Despierta, sin embargo, y recuerda con una claridad asombrosa, con una reminiscencia de dolor en el pecho.
Por la mañana ella parte y casi no se despiden. Ella está preciosa, se ha vestido y pintado porque su viaje tiene por finalidad encontrar a su lejano amante de voz gruesa y lenguaje galo.
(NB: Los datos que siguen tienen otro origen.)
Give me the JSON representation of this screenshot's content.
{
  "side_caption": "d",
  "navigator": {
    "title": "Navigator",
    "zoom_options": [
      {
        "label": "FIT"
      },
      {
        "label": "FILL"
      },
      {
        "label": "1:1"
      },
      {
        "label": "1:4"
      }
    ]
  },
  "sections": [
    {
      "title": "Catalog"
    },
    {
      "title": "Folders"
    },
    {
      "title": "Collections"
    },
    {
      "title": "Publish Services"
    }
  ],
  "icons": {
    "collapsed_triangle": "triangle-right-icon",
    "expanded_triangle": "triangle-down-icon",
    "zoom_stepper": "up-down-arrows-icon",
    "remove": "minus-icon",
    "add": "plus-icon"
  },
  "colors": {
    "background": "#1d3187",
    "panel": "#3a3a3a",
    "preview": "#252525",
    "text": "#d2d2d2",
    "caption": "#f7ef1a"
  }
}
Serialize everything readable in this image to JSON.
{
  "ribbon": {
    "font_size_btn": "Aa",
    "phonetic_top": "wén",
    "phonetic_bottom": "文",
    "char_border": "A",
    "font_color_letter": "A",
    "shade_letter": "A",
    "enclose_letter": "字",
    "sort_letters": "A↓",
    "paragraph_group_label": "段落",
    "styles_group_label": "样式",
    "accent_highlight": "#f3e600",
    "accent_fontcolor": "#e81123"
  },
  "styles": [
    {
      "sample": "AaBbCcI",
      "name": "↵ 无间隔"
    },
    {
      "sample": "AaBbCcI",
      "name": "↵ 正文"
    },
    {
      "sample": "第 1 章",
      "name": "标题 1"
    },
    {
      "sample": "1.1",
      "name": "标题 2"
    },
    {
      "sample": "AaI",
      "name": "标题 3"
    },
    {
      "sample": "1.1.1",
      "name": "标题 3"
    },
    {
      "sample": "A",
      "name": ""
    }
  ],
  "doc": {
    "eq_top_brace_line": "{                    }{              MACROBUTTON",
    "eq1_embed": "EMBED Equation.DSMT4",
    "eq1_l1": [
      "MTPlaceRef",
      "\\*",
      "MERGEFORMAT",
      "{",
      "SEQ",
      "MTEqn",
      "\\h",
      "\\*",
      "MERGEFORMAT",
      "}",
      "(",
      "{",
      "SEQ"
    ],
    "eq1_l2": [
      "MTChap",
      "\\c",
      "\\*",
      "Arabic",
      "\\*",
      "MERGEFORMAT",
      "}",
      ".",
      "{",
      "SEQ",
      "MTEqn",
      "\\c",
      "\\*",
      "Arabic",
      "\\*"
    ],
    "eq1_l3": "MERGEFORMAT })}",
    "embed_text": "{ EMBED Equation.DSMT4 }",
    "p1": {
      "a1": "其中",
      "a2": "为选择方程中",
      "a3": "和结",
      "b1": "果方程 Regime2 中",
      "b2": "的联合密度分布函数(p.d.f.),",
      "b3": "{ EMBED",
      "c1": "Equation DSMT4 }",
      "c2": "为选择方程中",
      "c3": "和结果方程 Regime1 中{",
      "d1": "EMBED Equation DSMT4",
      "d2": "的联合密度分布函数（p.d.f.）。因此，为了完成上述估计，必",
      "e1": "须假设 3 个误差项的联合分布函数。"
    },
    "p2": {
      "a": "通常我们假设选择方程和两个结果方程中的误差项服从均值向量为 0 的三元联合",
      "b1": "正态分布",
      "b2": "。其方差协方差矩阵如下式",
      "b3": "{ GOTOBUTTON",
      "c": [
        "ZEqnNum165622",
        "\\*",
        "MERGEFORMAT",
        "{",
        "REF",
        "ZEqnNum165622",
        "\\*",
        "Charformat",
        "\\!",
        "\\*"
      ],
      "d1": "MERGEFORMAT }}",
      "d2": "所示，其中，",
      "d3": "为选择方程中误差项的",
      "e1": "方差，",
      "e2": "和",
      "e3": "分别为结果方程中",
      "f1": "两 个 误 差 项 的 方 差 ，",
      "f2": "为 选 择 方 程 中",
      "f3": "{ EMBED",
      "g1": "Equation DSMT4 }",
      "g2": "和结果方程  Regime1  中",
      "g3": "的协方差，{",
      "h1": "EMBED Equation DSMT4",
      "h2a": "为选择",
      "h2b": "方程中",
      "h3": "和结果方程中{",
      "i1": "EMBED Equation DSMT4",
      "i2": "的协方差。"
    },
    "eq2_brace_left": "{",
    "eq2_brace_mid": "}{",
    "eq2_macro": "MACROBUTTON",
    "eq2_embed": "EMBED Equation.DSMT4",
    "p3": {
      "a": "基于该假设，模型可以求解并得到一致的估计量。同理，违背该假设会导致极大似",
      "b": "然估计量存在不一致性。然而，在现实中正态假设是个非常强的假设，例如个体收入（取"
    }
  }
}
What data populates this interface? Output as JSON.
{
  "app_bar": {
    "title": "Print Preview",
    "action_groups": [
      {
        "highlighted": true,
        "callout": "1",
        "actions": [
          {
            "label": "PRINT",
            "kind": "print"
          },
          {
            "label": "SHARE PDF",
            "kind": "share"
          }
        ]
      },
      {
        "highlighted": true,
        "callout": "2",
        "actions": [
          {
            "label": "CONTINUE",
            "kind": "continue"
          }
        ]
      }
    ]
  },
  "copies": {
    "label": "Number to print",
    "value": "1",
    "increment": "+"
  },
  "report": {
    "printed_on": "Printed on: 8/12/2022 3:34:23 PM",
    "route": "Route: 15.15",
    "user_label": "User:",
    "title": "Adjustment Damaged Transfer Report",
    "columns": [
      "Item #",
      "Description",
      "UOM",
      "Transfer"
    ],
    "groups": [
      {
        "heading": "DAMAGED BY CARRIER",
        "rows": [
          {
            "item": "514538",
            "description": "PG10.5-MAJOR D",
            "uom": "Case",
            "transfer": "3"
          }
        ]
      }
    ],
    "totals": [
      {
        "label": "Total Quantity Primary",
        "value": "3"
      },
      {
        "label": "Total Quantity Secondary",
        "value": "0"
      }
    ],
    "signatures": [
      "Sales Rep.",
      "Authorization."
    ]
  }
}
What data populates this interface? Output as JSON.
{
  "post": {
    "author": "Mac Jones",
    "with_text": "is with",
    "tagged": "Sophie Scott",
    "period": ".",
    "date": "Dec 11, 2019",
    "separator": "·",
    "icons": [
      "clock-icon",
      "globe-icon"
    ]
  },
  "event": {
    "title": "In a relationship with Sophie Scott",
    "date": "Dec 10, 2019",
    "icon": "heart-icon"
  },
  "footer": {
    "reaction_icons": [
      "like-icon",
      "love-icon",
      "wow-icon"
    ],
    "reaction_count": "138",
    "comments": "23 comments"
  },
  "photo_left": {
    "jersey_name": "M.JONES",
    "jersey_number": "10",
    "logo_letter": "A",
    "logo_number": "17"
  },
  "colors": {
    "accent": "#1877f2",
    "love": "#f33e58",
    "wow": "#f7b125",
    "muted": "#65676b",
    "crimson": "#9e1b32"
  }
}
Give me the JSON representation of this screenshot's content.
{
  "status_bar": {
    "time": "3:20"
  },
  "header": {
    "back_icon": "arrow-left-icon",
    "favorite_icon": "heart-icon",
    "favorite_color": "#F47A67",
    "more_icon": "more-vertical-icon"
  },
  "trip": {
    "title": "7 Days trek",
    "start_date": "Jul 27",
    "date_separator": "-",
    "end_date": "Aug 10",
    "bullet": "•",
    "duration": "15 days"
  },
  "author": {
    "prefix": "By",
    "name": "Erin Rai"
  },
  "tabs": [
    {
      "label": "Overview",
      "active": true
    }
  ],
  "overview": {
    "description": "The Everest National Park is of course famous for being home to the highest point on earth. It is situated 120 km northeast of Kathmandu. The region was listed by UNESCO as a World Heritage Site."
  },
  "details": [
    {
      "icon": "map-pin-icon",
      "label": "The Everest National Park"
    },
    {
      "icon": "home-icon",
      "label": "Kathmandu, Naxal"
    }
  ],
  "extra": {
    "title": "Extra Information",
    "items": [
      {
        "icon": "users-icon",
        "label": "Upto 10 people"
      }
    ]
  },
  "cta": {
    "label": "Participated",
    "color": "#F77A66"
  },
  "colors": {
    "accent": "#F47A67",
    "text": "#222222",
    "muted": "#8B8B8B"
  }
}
Él no dice nada, entiende que el sueño tiene autonomía por sí mismo, que no importa todo lo que tenga que sufrir, todo lo que tenga que beber, todos los ridículos que tenga que experimentar, finalmente, de esa abyección que lleva por vida, siempre surge la literatura, como una pequeña redención, una muerte, un consuelo.
Lo brutal es saber que todo esto ha ocurrido, que no es imaginación ni borrachera, que fue real en una noche de Valencia, el viernes diecinueve de enero del año dos mil siete.
Algún día alguien entenderá qué significa esto, la insoportable consciencia de saberlo real.